To me it reads as though he’s up for it and is fishing for a sign that she is too, but she’s keeping him at arm’s length and has good boundaries. Her replies are very standard. She sounds enthusiastic about working away (probably because she’s young and not used to it) and her replies are what I’d expect to see if someone who wanted to show someone that they were grateful for the chance to work away but didn’t want to encourage more. They’re short responses, and “we’ll see” is a classic way of putting someone off or not giving a proper response. I don’t think she’s romantically or sexually interested in him at all.

However, I think he’s a bit up for it and if she showed interest he’d jump on it. He’s bombarding her with suggestions and hoping that she’ll bite. So far she hasn’t.

Calledyoulastnightfromglasgow · 23/04/2019 06:44

I’m utterly amazed at people thinking this is ok. Is it an age thing?
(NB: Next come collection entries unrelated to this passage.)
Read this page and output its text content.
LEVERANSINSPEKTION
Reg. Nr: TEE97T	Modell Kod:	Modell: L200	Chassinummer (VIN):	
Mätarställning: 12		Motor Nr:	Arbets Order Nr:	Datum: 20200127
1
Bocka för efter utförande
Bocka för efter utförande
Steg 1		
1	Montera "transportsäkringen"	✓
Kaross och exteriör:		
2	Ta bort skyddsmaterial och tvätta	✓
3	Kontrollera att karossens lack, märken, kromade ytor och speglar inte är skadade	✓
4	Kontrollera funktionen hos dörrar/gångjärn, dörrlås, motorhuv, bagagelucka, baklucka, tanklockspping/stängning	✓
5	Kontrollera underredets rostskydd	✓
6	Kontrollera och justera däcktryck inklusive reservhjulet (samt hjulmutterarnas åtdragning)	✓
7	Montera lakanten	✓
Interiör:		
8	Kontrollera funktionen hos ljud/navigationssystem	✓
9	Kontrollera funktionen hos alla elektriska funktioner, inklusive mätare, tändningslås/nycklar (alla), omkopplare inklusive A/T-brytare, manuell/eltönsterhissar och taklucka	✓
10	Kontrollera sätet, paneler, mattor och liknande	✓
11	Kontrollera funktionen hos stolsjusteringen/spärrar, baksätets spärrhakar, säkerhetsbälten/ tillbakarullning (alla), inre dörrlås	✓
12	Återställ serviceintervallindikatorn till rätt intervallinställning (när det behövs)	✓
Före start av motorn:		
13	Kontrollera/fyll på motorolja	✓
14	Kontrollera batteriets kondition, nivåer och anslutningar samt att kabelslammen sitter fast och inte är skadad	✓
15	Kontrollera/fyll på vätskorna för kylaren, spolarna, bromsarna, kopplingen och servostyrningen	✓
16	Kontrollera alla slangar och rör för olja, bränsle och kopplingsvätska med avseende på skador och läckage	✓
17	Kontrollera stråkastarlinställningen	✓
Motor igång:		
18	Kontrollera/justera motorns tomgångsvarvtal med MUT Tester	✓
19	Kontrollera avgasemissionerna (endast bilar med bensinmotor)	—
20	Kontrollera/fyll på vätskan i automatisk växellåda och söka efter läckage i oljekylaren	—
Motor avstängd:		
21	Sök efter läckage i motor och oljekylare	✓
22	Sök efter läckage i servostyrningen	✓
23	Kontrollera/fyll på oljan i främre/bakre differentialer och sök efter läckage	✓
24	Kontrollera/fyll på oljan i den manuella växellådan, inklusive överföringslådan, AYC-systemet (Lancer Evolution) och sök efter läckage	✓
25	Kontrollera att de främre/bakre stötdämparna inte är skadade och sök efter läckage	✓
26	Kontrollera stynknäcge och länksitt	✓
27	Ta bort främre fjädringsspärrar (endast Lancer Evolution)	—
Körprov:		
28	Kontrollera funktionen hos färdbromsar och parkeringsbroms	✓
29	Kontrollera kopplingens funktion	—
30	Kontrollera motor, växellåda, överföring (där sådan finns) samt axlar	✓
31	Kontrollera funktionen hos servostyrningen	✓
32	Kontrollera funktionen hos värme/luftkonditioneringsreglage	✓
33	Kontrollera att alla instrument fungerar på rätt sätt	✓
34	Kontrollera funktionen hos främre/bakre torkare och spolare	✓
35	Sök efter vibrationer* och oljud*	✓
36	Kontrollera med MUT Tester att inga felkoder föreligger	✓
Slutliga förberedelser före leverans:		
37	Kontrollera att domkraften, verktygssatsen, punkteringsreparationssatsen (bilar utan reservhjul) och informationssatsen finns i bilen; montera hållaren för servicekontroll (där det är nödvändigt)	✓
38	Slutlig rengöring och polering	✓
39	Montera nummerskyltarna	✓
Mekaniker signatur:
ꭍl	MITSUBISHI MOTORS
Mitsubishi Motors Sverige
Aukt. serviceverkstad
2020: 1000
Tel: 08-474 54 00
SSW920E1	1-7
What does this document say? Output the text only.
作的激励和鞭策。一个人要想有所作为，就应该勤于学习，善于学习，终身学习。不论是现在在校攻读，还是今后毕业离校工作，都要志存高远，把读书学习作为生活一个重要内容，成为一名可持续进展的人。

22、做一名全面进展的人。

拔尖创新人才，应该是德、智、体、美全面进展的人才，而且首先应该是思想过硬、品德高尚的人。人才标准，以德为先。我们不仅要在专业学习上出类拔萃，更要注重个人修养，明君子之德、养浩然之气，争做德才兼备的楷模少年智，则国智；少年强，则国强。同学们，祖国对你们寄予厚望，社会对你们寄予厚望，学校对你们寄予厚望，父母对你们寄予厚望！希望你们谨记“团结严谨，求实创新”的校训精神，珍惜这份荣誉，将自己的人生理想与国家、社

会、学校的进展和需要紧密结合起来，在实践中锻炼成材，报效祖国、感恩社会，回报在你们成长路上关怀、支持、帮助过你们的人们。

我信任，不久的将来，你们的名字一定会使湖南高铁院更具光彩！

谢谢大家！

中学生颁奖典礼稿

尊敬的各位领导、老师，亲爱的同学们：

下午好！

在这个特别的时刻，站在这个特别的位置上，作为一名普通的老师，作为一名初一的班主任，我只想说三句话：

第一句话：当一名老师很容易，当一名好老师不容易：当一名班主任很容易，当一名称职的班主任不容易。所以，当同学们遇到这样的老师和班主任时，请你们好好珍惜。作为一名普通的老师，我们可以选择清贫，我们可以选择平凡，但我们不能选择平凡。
The trip is fine. But the keenness to see each other/dine out/lunch/go again?! Utterly inappropriate for married people and this man. Appalling!

My DH regularly travels for work and there are dinners and this wouldn’t be on. On the tones I have traveed for work and there are guys there we will perhaps get food together but this is another level.

Calledyoulastnightfromglasgow · 23/04/2019 06:46

bluntness either i am a cynical old hag or you are utterly naive.

RunSweatLaughAndLatte · 23/04/2019 06:57

I agree with Bluntness, it seems like a bog standard text to me! If he was interested in more you’d think there’d be at least a little flirtatiousness in there to get her in the mood?!

booboo24 · 23/04/2019 07:10

I too don't see anything wrong. I've tried re-reading it looking for evidence of it being dodgy and if I had to say it was, I'd say it was actually her who was putting the feelers out rather than him, as he originally just asked if she was free for those set dates to travel. She then said she wanted the lunch to which he agreed. She was the one angling for him to extend it. I know he did, but by saying 'next time' to me, that read as a brush off. I'm usually very cynical!!! Its easy to just pick bits out of the conversation and put a slant on it, but when read all together it doesn't sound bad to me

TitianaTitsling · 23/04/2019 07:12

ivanaPee
People on work trips also need to eat.
How very dare they! Should be a packed lunch/dinner bought from the airport and eaten in solitary in their own hotel room! Grin

rookiemere · 23/04/2019 07:15

Naturally people on business trips need to eat.

But all the emphasise on this seems as if. they are organising a weekend away rather than a work meeting. I've travelled with quite a few folk on business trips and have never,ever had an exchange where the focus is on meals and socialising together. Nor would I be describing a business trip as a break.

The whole tone of it is off to me. I'm clearly not a cool wife, but neither DH nor I would put ourselves into a situation where anything could be misconstrued with a work colleague and this exchange crosses way too many lines for me to be comfortable.